Banda Aceh (ANTARA Aceh) - Pelayaran perdana PT Tempuran Emas dari Pelabuhan Tanjung Priok ke Pelabuhan Malahayati, Kabupaten Aceh Besar, Provinsi Aceh, mengangkut 30 peti kemas atau kontainer yang berisi makanan dan kebutuhan masyarakat, kata pejabat setempat.

"Alhamdulillah pelayaran perdana sudah tiba di Pelabuhan Malahayati Krueng Raya dan saat ini dalam proses bongkar muat dengan menggunakan harbaour mobile crane (HMC) yang didatangkan dari Jerman," kata General Manager PT Pelabuhan Indonesia Pelabuhan Malahayati  Capt Al Abrar di Banda Aceh, Kamis.
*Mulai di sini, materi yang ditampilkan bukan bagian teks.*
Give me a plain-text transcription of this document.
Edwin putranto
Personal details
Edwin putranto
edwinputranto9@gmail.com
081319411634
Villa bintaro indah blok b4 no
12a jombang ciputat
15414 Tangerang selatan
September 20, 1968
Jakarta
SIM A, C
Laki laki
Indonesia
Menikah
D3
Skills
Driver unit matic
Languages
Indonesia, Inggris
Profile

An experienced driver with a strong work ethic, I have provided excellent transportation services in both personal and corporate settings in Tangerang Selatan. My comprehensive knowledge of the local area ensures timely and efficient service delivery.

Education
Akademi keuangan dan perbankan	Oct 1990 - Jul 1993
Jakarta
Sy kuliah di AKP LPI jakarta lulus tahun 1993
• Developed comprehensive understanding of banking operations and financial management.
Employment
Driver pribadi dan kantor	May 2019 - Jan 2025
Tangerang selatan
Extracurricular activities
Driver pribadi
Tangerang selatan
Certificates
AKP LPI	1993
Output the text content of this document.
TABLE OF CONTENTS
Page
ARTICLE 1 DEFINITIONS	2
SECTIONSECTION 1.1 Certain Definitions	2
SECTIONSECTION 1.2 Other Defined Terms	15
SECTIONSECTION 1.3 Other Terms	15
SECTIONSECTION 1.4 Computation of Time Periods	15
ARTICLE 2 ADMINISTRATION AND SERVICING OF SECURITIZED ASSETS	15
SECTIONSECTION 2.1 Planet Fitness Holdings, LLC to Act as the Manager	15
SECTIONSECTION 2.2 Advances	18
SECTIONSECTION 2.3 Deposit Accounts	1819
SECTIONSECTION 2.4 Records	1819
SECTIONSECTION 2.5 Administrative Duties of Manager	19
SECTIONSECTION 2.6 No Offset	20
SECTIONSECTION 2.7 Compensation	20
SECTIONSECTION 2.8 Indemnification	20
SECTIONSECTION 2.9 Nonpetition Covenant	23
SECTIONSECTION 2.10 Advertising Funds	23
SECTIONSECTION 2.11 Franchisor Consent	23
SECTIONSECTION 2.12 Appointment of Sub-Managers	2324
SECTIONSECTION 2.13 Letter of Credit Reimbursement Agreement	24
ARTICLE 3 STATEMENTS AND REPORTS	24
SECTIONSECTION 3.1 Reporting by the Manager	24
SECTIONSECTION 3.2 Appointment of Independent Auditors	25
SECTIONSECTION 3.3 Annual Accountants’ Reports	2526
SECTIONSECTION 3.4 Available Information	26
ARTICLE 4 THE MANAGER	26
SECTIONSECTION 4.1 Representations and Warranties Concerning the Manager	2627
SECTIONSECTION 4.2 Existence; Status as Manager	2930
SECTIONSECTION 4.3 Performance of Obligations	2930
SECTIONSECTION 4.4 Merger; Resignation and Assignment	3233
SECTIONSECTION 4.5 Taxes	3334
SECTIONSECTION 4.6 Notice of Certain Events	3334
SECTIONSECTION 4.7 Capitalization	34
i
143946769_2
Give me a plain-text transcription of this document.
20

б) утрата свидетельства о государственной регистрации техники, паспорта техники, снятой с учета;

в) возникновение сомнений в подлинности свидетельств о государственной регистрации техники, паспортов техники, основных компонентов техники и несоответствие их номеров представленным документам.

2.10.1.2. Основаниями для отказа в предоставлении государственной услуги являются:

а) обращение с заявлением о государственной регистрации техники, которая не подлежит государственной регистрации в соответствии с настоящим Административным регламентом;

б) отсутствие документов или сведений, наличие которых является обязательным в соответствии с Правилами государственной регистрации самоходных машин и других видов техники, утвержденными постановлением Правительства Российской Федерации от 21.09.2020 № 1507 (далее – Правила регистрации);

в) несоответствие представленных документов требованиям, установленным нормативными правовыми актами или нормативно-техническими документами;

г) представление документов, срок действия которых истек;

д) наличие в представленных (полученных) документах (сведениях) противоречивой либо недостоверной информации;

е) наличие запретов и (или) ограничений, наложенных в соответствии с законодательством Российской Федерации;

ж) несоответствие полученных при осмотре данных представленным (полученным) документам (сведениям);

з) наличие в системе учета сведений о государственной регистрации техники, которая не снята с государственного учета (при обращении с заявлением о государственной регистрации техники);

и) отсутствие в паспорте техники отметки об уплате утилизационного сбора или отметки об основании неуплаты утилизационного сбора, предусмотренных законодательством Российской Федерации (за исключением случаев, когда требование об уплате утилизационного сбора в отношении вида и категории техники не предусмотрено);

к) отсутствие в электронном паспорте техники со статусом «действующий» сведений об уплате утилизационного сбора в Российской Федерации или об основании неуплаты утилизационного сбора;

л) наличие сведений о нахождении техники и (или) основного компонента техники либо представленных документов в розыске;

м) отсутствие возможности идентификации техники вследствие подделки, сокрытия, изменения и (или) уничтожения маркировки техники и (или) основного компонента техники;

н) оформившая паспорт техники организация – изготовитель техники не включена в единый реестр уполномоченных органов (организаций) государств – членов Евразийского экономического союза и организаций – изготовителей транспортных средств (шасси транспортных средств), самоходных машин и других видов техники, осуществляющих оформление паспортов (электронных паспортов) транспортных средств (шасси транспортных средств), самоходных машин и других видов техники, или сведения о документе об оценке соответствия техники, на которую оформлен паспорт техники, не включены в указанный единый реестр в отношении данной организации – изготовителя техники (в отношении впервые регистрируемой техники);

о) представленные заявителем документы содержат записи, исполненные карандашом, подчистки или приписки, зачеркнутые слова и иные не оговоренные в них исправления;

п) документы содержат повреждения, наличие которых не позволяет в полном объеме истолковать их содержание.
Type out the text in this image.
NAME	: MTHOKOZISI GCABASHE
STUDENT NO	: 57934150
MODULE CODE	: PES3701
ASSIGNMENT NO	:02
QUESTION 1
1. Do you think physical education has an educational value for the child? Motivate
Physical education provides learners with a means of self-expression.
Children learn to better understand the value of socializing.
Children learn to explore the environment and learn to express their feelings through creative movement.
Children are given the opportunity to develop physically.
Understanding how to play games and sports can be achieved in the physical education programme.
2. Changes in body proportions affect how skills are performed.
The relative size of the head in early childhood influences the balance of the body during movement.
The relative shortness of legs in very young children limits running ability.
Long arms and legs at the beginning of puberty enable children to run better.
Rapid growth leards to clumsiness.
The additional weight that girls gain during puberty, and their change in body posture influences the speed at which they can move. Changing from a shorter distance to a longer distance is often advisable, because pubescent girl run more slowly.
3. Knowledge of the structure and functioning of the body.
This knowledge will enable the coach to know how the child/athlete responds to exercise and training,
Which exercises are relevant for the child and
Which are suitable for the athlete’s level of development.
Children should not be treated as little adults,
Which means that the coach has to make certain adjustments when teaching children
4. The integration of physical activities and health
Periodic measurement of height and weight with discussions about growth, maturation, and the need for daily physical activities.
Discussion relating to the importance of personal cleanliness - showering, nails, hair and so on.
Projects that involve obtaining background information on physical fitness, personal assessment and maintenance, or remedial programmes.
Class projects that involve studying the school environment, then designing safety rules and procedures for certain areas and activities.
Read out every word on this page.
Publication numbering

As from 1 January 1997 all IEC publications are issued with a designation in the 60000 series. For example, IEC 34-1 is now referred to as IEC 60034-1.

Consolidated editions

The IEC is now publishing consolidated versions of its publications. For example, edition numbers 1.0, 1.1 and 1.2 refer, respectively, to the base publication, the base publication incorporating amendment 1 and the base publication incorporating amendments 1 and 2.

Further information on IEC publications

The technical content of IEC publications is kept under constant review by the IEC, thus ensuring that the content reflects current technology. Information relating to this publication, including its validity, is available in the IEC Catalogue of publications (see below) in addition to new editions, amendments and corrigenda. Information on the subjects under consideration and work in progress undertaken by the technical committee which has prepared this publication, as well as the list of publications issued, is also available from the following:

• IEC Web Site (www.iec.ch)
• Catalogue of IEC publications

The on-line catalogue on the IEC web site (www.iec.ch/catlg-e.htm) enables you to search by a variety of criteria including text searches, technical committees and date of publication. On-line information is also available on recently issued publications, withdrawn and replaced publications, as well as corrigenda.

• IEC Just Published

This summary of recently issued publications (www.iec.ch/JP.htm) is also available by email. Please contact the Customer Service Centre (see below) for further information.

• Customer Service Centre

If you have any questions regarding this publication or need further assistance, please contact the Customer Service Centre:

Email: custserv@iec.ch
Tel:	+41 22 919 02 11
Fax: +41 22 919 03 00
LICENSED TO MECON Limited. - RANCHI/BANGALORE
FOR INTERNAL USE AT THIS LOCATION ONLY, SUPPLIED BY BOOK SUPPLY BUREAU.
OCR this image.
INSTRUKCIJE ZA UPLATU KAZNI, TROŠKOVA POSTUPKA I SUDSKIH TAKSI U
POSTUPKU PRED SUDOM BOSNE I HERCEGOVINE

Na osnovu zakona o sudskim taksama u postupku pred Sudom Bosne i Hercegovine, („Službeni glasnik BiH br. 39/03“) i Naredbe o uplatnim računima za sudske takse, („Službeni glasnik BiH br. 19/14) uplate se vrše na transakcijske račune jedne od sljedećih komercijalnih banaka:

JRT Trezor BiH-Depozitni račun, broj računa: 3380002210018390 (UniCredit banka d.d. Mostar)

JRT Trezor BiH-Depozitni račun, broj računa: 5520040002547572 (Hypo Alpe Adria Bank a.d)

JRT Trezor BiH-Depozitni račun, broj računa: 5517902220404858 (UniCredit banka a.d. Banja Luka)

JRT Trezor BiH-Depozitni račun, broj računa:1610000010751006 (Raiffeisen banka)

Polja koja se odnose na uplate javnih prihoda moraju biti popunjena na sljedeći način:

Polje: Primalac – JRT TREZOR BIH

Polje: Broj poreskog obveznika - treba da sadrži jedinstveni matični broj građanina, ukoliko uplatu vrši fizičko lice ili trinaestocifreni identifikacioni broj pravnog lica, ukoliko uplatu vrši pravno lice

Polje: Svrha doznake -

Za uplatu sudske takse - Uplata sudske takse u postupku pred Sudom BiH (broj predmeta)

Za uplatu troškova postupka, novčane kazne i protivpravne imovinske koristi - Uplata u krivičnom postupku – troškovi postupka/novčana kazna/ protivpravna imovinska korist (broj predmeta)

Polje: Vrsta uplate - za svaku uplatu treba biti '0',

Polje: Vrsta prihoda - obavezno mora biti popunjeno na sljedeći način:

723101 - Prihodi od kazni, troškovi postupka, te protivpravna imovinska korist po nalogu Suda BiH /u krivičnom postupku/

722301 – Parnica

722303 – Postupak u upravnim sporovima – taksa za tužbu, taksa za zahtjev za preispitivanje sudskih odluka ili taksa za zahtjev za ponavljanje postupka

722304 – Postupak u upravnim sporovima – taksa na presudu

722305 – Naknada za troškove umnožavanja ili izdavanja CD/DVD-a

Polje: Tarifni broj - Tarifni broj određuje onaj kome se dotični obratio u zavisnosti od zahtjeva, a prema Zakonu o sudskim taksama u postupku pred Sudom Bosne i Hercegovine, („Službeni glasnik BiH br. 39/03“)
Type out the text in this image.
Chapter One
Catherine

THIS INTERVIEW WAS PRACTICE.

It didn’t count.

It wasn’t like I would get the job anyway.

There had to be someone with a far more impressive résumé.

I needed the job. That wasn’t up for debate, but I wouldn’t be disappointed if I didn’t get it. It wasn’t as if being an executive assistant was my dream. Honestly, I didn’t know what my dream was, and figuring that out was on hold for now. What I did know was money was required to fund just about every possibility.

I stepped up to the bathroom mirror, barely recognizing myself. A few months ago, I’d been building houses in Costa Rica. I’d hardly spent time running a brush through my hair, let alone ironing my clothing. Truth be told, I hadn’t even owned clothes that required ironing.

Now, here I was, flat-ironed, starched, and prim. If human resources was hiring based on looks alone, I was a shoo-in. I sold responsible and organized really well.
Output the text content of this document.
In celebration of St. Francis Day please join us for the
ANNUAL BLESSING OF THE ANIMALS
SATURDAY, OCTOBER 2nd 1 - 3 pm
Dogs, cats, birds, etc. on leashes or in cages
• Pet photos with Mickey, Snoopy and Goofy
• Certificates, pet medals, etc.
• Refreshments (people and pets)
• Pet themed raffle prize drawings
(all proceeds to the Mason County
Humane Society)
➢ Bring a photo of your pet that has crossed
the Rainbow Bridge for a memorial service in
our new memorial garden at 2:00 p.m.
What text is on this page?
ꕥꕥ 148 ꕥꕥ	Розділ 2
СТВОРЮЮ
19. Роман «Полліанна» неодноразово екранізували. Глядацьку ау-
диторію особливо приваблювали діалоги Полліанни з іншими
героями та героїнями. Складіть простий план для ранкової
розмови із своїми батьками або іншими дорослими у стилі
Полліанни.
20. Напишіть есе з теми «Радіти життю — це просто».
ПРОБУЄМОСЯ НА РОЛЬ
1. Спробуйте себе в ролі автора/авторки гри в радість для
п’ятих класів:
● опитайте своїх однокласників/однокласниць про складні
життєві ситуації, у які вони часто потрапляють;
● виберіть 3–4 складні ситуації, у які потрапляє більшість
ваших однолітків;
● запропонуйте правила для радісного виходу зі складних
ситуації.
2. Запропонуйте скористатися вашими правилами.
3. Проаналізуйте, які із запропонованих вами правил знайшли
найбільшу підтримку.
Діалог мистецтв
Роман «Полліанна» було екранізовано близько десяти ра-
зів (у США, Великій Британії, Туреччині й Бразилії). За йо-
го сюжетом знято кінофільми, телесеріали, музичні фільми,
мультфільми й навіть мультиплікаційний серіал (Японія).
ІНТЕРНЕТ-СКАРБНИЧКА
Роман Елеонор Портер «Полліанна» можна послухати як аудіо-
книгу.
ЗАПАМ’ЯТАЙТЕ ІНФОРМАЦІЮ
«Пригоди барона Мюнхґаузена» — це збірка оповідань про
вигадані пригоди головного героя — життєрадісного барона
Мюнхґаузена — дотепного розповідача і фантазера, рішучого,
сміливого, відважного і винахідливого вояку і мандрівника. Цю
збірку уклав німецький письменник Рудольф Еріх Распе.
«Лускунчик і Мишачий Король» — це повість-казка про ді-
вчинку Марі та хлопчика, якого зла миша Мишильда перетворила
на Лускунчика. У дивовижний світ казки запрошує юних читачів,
Ia menjelaskan bongkar muat peti kemas tersebut terus dilakukan dan pada Jumat (5/8) juga akan dilakukan tepung tawar (peusijeuk) dan disaksikan langsung oleh Gubernur Aceh Zaini Abdullah.

"Proses bongkar muat memang hari ini besok juga akan dilakukan beberapa lagi  pada saat kunjungan Gubernur Aceh dan prosesi tepung tawari tanda dimulainya kegiatan bongkar muat peti kemas di Pelabuhan Malahayati," katanya.

Ia mengatakan dalam proses pelayaran peti kemas untuk saat ini sudah ada dua perusahaan yang akan melakukan kegiatan rutin di pelabuhan tersebut masing-masing PT Tempuran Emas dan PT Kanaka Line.

"Kita saat ini juga sudah menjajaki dengan para pelaku usaha dan sejumlah perusahaan di Aceh untuk memanfaatkan kesempatan ini agar saat kapal kembali juga berisi muatan," katanya.

Ia mengaatakan pelayaran tersebut nantinya juga dapat mengangkut produk pertanian, hasil kerajinan tangan dan produk lainnya serta semen yang akan dipasarkan untuk wilayah Pulau Jawa dan Sumatera.